Colin Bares: Songs I’ve covered tend to be ones that I just get hung up on. If it’s been in my head I’ll try to figure out a way to play it. Most times I feel like I can’t do anything interesting with it or can’t pull off performing it. I’ll almost always check online for chords or tablature so I’m definitely not always starting from scratch. Otherwise it follows the same track as songwriting, you see what sticks, what’s missing, and try to build it up until it feels right. I’m not a virtuoso guitarist so I’m also always working within my limitations. I think there’s enormous value in learning and performing other people’s music. If you want to write your own music, that is 90 percent of the experience, it’s not a cop-out. You learn what you like and don’t, you learn your strengths, all sorts of things that will inform how you write music. 

Tone Madison: What are your hopes and fears in regards to other artists currently navigating the extremely uncertain nature of our current global situation?

Colin Bares: I’ve almost always had a day job so I wouldn’t pretend to know what it’s like for touring bands right now but I worry this is going to be more damaging to the arts in general than we’re expecting and that damage is going to be more permanent than anybody would like it to be. We’re going to lose a lot of venues. I have no idea how long it’s going to be til people are comfortable being at a crowded show. It’s gotten easier for anybody to get their music out there but harder to make a living at it and I think that trend’s just going to accelerate. My hope, I guess, is that consumers voluntarily move to more equitable ways of compensating artists of all kinds. Patreon? I have no idea.

Tone Madison: Is there any other advice you’d like to impart?

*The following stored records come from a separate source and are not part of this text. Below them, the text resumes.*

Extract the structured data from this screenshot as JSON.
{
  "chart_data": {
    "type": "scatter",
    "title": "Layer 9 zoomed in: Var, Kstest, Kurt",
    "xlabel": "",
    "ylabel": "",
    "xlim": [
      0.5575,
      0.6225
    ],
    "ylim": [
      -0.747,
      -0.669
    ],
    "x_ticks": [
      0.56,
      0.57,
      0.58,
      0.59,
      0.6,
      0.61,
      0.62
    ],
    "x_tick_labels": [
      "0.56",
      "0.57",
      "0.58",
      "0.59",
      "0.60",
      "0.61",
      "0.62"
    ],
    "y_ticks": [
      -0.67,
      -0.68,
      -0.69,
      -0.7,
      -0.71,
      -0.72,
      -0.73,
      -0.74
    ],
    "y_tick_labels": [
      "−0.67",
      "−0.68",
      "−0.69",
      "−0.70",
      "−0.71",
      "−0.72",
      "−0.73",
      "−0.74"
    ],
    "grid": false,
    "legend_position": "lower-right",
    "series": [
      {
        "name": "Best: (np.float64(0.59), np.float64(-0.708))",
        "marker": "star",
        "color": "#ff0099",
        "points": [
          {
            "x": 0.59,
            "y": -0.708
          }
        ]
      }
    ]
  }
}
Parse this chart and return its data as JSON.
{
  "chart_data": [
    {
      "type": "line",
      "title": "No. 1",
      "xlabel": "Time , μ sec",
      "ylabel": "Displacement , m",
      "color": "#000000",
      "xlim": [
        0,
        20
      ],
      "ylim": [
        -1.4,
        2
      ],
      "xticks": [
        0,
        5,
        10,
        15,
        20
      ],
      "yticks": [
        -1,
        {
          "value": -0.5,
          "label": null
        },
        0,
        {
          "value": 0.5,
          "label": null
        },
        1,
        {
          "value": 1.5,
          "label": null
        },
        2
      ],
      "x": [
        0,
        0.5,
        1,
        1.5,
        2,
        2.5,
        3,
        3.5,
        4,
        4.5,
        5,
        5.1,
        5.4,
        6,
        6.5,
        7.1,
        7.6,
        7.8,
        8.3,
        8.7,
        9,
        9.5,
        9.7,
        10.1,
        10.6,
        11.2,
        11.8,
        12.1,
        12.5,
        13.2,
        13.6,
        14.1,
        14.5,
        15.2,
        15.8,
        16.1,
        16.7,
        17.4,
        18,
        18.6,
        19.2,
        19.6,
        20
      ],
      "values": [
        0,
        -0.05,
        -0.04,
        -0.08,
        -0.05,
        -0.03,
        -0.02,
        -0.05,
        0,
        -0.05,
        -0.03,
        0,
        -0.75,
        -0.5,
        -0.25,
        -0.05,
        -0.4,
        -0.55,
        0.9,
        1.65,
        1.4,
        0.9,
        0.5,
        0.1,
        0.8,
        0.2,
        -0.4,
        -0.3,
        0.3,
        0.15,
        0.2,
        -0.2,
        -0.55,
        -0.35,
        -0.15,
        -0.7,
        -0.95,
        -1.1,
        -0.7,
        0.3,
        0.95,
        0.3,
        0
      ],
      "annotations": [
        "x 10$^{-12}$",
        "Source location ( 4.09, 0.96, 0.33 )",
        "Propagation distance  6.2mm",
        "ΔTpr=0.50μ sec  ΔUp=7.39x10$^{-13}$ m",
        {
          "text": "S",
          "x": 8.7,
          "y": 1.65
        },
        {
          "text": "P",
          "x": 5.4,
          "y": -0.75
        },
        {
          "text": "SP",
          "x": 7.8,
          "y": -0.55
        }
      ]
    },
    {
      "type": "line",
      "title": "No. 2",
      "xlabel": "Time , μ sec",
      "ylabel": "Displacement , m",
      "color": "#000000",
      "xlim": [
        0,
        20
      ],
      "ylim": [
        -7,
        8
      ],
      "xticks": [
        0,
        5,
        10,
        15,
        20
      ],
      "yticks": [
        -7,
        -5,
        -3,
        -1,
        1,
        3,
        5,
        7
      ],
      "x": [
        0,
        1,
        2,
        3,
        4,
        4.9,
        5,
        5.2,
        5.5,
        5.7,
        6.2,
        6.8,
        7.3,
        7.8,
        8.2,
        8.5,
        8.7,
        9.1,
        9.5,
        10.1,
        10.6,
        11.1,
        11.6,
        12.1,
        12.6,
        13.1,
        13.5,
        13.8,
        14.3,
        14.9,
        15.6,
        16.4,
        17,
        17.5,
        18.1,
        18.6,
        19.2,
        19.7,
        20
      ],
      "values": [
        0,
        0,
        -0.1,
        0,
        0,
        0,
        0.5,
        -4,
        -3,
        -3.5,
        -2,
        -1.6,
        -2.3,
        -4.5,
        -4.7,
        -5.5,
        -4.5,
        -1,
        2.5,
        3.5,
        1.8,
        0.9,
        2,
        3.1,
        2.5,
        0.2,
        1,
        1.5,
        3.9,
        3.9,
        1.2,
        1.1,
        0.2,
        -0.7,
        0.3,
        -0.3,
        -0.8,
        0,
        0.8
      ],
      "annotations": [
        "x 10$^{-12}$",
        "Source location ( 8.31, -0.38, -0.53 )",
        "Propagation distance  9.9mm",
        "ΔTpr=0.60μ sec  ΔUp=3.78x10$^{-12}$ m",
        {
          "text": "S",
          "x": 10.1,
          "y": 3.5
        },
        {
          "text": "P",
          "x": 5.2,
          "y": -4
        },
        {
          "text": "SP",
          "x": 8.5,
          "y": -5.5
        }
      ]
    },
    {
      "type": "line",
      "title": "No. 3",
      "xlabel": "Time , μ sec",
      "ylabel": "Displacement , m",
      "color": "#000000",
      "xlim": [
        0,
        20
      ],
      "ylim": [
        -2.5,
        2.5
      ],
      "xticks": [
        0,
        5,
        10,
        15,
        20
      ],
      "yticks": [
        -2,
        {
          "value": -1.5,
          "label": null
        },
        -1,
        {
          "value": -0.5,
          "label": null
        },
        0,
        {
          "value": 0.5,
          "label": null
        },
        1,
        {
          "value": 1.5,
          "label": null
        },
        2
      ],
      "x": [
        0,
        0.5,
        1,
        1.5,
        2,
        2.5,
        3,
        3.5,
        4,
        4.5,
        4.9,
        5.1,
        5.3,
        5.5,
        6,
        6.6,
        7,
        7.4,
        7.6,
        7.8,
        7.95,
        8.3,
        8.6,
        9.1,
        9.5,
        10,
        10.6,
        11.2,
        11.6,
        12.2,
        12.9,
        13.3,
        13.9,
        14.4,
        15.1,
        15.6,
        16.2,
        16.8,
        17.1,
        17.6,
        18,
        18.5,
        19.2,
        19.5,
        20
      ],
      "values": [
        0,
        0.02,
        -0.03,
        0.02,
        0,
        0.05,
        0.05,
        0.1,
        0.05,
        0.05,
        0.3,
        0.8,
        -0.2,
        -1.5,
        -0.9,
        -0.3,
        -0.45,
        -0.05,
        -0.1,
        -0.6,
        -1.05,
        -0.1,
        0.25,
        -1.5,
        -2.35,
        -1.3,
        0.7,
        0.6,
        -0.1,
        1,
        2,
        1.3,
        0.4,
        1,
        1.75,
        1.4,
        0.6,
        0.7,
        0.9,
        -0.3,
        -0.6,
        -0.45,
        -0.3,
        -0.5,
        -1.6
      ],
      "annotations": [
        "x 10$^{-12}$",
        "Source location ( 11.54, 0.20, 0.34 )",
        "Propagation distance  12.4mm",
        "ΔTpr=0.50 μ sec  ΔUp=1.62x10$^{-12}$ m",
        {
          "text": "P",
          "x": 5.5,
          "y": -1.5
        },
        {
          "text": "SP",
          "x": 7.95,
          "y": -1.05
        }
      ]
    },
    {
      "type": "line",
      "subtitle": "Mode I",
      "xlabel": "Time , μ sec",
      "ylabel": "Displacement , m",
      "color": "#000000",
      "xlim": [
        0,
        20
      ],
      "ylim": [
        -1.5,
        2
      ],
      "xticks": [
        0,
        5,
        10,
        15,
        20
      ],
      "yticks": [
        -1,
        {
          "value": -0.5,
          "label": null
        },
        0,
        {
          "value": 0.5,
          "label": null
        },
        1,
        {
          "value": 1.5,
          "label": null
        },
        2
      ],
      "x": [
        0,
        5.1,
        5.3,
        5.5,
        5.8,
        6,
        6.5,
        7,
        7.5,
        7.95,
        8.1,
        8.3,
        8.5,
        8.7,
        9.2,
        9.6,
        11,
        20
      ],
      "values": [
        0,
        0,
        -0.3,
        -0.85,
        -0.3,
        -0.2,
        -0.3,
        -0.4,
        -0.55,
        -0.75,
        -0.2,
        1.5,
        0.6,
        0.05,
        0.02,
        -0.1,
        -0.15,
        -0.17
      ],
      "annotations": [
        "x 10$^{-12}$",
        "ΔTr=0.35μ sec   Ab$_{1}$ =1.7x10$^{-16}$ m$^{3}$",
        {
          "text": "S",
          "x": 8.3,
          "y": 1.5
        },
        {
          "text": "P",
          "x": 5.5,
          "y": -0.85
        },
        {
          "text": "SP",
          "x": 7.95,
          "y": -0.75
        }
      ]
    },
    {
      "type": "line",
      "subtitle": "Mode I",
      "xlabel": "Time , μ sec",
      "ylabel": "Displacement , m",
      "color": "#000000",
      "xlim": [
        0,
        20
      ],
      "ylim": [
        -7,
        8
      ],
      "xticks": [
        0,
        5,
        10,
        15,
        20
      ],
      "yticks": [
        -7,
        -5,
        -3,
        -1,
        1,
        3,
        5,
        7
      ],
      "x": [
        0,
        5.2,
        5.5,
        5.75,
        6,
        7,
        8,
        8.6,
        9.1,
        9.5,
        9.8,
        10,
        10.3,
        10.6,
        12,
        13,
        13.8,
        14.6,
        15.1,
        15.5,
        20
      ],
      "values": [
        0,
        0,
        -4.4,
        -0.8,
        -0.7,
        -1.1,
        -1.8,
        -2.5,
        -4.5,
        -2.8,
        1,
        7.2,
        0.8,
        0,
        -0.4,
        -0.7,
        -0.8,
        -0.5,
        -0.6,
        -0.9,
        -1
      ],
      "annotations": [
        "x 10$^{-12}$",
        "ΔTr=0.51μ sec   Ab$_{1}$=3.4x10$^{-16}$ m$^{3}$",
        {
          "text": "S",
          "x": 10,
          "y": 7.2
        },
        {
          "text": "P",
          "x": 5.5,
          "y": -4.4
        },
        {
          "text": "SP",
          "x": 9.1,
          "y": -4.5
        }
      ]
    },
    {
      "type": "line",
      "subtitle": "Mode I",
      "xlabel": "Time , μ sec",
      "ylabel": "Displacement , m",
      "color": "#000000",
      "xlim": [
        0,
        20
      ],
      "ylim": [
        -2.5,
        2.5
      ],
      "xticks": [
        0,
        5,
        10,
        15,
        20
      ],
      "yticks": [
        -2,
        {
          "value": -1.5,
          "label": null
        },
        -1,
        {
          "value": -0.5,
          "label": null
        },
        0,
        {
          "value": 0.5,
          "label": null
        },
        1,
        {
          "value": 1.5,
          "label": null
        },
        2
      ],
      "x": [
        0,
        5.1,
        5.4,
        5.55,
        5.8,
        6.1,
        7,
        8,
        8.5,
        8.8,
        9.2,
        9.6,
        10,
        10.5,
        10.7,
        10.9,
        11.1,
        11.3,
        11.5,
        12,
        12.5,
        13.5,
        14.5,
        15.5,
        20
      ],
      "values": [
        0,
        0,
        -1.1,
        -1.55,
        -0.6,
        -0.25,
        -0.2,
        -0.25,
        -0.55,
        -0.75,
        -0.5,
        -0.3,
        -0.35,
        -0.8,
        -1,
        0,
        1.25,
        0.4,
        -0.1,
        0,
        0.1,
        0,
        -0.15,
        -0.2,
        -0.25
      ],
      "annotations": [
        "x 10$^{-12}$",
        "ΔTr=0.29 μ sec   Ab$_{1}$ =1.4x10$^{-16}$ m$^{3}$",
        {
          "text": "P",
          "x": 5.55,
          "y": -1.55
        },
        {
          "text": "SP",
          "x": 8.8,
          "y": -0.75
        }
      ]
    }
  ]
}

Colin Bares: If you want to make something you can never worry about the quality of what you’re making, because that isn’t real. You can only do the work and at the end of it there’s something you made, you don’t have to like it, no one does. You can try to share that thing with other people and if they like it that’s great and if they don’t it has no impact on whether or not you should do it again. I can say the Beatles are a great band and Nickelback is a bad band and we can even agree on that but it’s all just made up. All you can do is make whatever you can make, you just let the little part of your brain listen to the big part of your brain and then it happens, and you watch, and then you’re left with a little gift at the end, and the gift is a part of you that used to be inside and now it’s outside. And the more you do it the more you’ll recognize it. So if you’re compelled to, just do it and make great effort not to let yourself discourage yourself.